Когда Олюк добралась до дому, мать еще даже на работе не была, сказала, что и отец лишь недавно ушел (отец Олюк комбайнер, ему и отдохнуть некогда: лишь на короткое время, к утренней росе, комбайн останавливает). Братья и сестры еще спали, раскинувшись под одеялами.
Обняв мать и ласково поцеловав ее, Олюк сперва выплакалась, а потом стала рассказывать, как ей хорошо в новой семье живется, как Сидориха, мать Петра, ее жалеет, работой не загружает, не шпыняет понапрасну, утром рано не будит — одним словом, как к дочери родной относится.
Олюк вспоминает каждый день, прожитый в доме мужа, не забывает и смешные случаи.
— Ну и слава богу, что ты хорошо живешь, — говорит мать, концом платка вытирает слезы. И то сказать — пять месяцев они не виделись, эти пять месяцев, как пять лет.
Мать ставит самовар, Олюк убирается — застилает постель, разбирается с бельем: грязное замачивает, чистое приготавливает гладить.
Олюк делает все быстро, проворно, еще и песню свою любимую напевает.
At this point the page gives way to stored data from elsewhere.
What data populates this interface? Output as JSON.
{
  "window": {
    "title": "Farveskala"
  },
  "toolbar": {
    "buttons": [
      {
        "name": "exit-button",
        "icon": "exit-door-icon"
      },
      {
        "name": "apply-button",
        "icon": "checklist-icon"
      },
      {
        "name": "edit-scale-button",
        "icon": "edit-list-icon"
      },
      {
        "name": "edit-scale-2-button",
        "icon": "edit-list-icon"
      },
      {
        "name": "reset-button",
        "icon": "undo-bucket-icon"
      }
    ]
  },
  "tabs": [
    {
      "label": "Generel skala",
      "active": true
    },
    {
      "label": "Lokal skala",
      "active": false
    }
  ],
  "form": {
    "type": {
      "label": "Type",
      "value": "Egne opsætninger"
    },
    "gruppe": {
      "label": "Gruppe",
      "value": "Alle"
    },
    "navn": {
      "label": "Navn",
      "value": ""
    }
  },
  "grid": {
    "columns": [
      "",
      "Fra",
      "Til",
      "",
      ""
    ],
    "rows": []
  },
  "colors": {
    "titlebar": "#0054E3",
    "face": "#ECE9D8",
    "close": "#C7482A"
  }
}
Песня эта была слышна в сенях, прозвенела в клети, перелетела в огород. Мать слушает, и с лица ее ни на минуту улыбка не сходит. Вдруг песня оборвалась. Мать прислушалась, встала, вышла к дочери.
Олюк стояла на коленях рядом с сундуком и с любопытством разглядывала свое узкое девичье платье. Потом встала, прикинула, рассмеялась. И вдруг замерла, голову подняла, будто увидела что-то, глубоко вздохнула.
Мать ничего не сказала, ничем не выдала своего присутствия.
Тем временем и самовар вскипел. Сели пить чай.
Чай горячий, губы обжигает, но Олюк не замечает этого: ее мучает один вопрос: «Сказать или нет? Вдруг рассердится? Может, потом?»
Собравшись, наконец, с духом, Олюк, глядя в сторону, начала:
— Мам, со мной что-то такое творится…
— Что такое? — мать отодвинула стакан, чуть не поперхнувшись горячим чаем.
— Внутри у меня, понимаешь… Кажется, я в положении…
— Что ты говоришь, дура?! — мать выпучила глаза, потом вдруг опомнилась: «А со мной-то разве не так все было? Пятого родила… А старшую уже и замуж успела выдать… Будто я не знаю… Всегда ведь так: одна ложишься в постель — нечего бояться, вдвоем с мужчиной — обязательно что-нибудь да случится».